Many of us are aware of the multiple cyberattacks from recent months such as the 412 million user accounts exposed in the FriendFinder Networks hack, or the massive global ransomware attack that shut down work at 16 hospitals across the UK. One of these recent cyberattacks is especially relevant for the smart home industry: the Mirai attack.

The Mirai attack was a distributed denial of service attack (DDoS) on DNS provider Dyn which took place last October and managed to disrupt an array of the internet’s biggest websites, including Spotify, Twitter, and PayPal[2]. This attack is infamous for targeting connected household consumer products and using them as a botnet: a collection of internet-connected devices that are infected and can be remotely controlled by a third-party, without their owner’s knowledge.  It affected cameras, alarm systems, and personal routers, and spread quickly. The damage was quite substantial. People might not even realize that their internet-enabled webcam was responsible for attacking Netflix[3].

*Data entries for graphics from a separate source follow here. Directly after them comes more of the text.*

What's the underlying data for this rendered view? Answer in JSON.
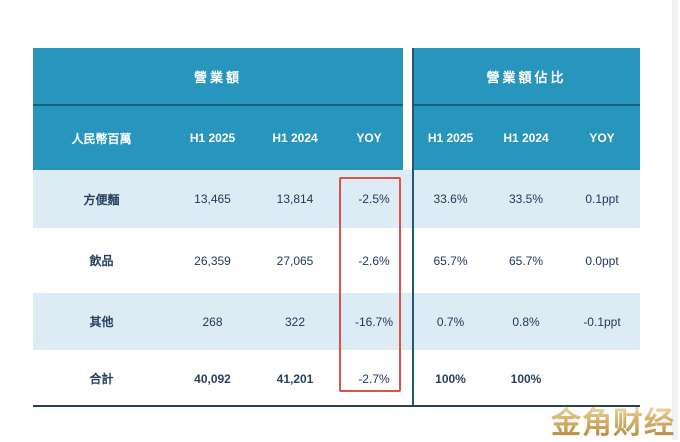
{
  "table": {
    "unit_label": "人民幣百萬",
    "group_headers": {
      "revenue": "營業額",
      "share": "營業額佔比"
    },
    "column_headers": {
      "left": [
        "H1 2025",
        "H1 2024",
        "YOY"
      ],
      "right": [
        "H1 2025",
        "H1 2024",
        "YOY"
      ]
    },
    "rows": [
      {
        "label": "方便麵",
        "rev_h1_2025": "13,465",
        "rev_h1_2024": "13,814",
        "rev_yoy": "-2.5%",
        "share_h1_2025": "33.6%",
        "share_h1_2024": "33.5%",
        "share_yoy": "0.1ppt"
      },
      {
        "label": "飲品",
        "rev_h1_2025": "26,359",
        "rev_h1_2024": "27,065",
        "rev_yoy": "-2.6%",
        "share_h1_2025": "65.7%",
        "share_h1_2024": "65.7%",
        "share_yoy": "0.0ppt"
      },
      {
        "label": "其他",
        "rev_h1_2025": "268",
        "rev_h1_2024": "322",
        "rev_yoy": "-16.7%",
        "share_h1_2025": "0.7%",
        "share_h1_2024": "0.8%",
        "share_yoy": "-0.1ppt"
      },
      {
        "label": "合計",
        "rev_h1_2025": "40,092",
        "rev_h1_2024": "41,201",
        "rev_yoy": "-2.7%",
        "share_h1_2025": "100%",
        "share_h1_2024": "100%",
        "share_yoy": ""
      }
    ]
  },
  "watermark": "金角财经",
  "colors": {
    "header_teal": "#2795bc",
    "header_divider": "#1d5e78",
    "row_light_blue": "#dcebf4",
    "row_white": "#ffffff",
    "text_navy": "#20395c",
    "highlight_red": "#d9544b",
    "table_bottom_border": "#28414f",
    "watermark_gold": "#cda95e"
  }
}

The combination of technological advancement and rising cybercrime has resulted in contradictory implications affecting the smart home market. On the one hand, there has been an increase in the use of IoT devices, and the recognition by consumers that a smart home can really help to make their life easier. On the other, hand media coverage of cybercrime has raised awareness about the importance of protecting privacy and personal information, causing potential customers to fear IoT, which in turn has slowed the penetration of such devices into our homes.

This situation is one of the greatest challenges in our industry today and leads to the question:

How do we prevent cyber-crime from happening, or at least minimize the risk of its occurrence?    

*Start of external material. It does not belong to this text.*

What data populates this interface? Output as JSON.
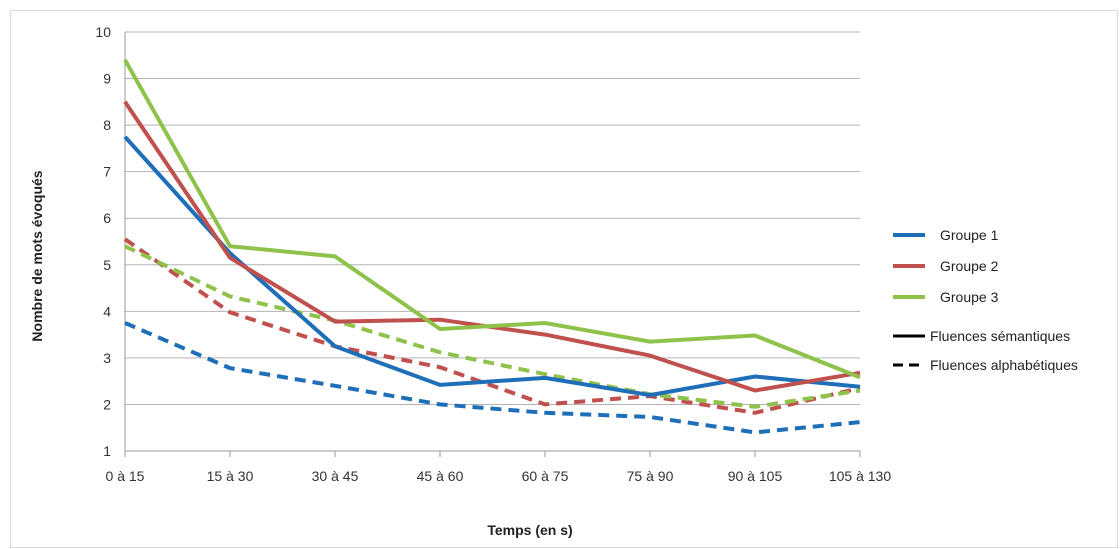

The good news is that we can deal with this challenge. But dealing with it effectively requires action from both consumers and vendors.

Consumers connect many different types of IoT devices from multiple vendors in their homes. All of these open their own pathways to the network and have different degrees of security levels. It is important that consumers manage each one of these device as if they are the critical point of danger to their home network. Users must ensure that they take the highest level of care for each device. As a consumer, there are many things that we can do to enhance and increase the security level. We can keep our personal systems and equipment safe and secure with some basic precautions:

  • Passwords – change the default password for your devices
  • Make sure the software in all your devices is up to date – this ensures that all of the vendors’ latest security measures are activated
  • Configure security levels of your mobile phone to the highest settings
  • Have a cybersecurity policy- For example avoid using links or answering e-mails from an unknown source, don’t share personal information.
  • Use parental controls
  • In the absence of a holistic solution, use an IoT security device to protect your network

 However, it is incumbent on the industry to conform to the highest standards and not leave the security up to the consumer.

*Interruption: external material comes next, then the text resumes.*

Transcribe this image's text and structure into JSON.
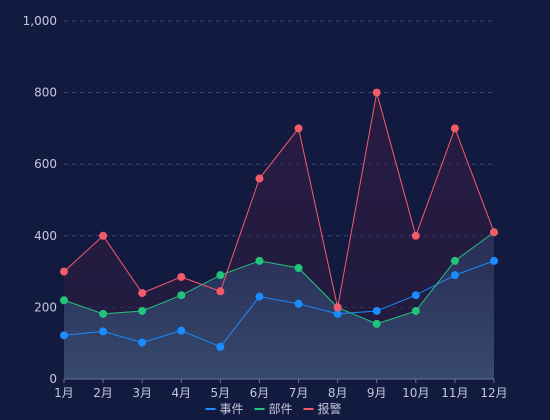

As a vendor, we design our products to be secure, by adding security layers and mechanisms that prevent the exploitation of these products, IoT devices, and consumers’ personal information. Connected home platform vendors provide an ecosystem that combines many of these devices within an umbrella of an end-to-end home management system. This includes local connectivity with both proprietary wireless protocols and industry standard protocols such as WiFi, Bluetooth, Z-Wave, and ZigBee.

Therefore, vendors are in a crucial position to integrate built-in cybersecurity solutions that will protect the entire system in all its connectivity channels and interactions. The advantage of these platforms is that they have transparency to every element connected to the system. These platforms can therefore provide users with alerts when any part of the system has been breached or shows a weakness.

Here at Essence, as a company with over 20 years of experience and proven capabilities in the virtual and physical world, we already have solutions that embed our experience and advantage of combining solutions from the worlds of IoT and physical security world into a single user experience, providing a safe zone for our users. We believe that the future of security of home networking lies in effectively detecting and managing all threats – from the physical world, cyberspace, or the IoT – to provide a unified, holistic solution to customers.

The writer of this post is Yehuda Kaufman, Essence Cyber Director, responsible for cyber security developments and roadmap definition.